Du coup, Tencent sait de quoi vous parlez, à qui vous parlez, ce que vous lisez, où vous allez et comment vous dépensez votre argent… Pour le plus grand bonheur du gouvernement chinois, qui accède à une quantité impressionnante de données personnelles.
Une aubaine aussi pour son système de “crédit social”, testé depuis quelques années dans plusieurs villes, qui lui permettra de récompenser ou sanctionner les citoyens pour leurs comportements. Tel un mauvais remake de la série Black Mirror, une mauvaise note pourra vous empêcher de voyager, voire même d’accéder à un logement ou une demande de crédit.

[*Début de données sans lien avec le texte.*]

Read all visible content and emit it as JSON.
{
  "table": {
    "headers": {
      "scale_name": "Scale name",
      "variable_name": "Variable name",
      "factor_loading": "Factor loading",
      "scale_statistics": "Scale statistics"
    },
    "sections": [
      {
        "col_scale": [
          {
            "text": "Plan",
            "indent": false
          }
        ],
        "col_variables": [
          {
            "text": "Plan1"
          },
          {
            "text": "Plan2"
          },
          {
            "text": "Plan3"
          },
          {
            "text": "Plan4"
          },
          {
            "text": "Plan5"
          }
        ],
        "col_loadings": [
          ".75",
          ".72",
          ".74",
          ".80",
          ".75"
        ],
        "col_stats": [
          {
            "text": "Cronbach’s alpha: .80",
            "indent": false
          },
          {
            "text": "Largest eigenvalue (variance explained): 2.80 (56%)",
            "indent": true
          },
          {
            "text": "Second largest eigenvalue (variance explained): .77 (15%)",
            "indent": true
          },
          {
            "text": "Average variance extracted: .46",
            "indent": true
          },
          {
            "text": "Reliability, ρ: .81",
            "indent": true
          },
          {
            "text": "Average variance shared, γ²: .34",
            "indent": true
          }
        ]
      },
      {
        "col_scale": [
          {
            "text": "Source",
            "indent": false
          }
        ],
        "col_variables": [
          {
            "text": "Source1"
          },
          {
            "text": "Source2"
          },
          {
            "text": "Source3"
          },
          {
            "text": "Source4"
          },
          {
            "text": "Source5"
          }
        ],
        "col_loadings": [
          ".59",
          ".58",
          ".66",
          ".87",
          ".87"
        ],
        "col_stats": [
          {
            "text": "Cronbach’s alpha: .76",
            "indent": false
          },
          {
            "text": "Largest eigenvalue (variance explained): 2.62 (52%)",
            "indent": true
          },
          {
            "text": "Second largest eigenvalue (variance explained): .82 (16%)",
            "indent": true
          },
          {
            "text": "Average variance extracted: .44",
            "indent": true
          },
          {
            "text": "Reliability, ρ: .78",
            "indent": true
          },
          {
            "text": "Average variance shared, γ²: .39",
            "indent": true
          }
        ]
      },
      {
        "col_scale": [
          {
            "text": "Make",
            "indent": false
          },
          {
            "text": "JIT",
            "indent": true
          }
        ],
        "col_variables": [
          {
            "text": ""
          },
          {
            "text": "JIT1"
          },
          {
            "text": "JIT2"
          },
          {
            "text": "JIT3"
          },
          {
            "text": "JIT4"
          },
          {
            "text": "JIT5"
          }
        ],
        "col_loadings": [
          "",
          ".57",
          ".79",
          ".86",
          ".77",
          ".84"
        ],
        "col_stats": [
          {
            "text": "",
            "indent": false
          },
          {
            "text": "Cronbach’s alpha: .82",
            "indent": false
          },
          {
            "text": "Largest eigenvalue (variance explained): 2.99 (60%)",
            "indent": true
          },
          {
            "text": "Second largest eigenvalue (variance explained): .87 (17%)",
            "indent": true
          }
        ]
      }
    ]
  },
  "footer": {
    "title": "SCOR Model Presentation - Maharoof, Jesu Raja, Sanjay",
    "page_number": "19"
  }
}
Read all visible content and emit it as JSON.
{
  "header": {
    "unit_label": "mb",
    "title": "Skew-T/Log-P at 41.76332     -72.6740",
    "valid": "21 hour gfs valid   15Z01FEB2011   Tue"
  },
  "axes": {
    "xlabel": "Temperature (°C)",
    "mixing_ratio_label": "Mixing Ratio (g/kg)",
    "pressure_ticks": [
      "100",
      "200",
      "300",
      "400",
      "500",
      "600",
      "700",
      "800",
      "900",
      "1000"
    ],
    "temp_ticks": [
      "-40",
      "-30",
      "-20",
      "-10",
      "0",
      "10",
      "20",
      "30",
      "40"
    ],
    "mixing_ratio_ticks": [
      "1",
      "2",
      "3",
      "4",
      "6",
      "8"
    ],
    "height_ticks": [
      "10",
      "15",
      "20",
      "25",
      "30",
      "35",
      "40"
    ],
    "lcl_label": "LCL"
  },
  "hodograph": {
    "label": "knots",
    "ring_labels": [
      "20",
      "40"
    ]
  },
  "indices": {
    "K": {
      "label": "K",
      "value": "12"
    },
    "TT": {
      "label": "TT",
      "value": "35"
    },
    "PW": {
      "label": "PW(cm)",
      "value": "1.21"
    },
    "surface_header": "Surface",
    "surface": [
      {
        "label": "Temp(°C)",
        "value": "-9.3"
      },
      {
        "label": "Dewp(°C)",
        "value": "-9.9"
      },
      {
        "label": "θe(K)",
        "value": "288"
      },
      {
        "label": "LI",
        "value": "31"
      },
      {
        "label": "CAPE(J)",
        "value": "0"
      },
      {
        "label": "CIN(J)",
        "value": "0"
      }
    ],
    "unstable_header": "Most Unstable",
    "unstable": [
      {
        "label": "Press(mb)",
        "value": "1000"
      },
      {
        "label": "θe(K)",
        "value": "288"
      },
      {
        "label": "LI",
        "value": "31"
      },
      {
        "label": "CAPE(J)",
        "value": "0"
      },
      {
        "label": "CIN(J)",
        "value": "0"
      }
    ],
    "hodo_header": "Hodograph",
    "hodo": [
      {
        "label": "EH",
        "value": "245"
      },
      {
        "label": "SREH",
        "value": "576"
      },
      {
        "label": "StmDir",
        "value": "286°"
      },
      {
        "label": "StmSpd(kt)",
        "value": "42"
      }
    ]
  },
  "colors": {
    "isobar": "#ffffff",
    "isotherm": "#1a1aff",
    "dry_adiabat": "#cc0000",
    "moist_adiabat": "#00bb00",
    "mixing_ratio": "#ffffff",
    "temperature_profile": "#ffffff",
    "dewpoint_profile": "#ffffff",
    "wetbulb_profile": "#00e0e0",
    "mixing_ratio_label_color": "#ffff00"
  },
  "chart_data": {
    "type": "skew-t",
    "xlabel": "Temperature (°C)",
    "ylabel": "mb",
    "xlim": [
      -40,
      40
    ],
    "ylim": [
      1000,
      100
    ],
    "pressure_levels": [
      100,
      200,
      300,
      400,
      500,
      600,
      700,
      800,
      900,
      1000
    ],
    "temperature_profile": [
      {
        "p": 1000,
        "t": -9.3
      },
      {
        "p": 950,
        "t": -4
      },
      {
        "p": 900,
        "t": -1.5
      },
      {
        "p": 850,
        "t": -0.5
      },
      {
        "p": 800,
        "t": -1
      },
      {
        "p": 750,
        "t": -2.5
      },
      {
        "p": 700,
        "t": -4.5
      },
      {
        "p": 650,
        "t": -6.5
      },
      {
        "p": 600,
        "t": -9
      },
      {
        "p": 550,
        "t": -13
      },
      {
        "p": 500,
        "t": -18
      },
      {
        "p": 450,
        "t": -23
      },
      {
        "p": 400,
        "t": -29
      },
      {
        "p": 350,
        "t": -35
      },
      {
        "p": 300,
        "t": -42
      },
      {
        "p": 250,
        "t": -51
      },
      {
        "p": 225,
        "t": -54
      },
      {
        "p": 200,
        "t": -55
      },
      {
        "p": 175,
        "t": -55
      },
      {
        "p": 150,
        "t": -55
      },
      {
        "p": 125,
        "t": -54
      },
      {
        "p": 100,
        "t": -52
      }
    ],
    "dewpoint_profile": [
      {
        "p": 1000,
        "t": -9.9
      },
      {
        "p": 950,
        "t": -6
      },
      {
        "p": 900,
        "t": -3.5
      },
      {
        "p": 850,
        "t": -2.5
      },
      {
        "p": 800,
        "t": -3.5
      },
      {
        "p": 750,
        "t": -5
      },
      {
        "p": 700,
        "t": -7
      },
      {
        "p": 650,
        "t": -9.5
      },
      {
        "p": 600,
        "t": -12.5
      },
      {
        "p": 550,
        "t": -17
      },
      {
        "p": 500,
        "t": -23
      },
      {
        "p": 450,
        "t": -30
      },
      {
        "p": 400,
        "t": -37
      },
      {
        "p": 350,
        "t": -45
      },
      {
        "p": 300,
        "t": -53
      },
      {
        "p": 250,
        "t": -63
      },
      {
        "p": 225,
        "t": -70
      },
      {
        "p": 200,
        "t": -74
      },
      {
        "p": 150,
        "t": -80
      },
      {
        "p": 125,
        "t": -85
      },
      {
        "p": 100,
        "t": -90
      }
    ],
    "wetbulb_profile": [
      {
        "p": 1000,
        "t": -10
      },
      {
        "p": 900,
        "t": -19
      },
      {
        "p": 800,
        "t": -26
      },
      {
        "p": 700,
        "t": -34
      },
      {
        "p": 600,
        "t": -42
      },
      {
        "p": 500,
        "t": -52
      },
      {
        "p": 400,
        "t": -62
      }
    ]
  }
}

“Environ 2 % des articles publiés sur WeChat sont effacés au bout de trois jours, pour diverses raisons”, affirme Thomas Graziani, qui a fondé à Pékin la société WalktheChat, qui aide les entreprises à ouvrir des WeChat Stores sur l’application.
“Le fait que les dirigeants y aient accès est une notion assimilée par la population. Par contre, les utilisateurs s’insurgent davantage contre la vente de données”, note Cyril Drouin. Le problème, c’est que des entreprises de tech européennes et américaines tentent dorénavant de développer des supers app comme WeChat, où vos données pourront alors se retrouver entre les mains d’une seule et même firme.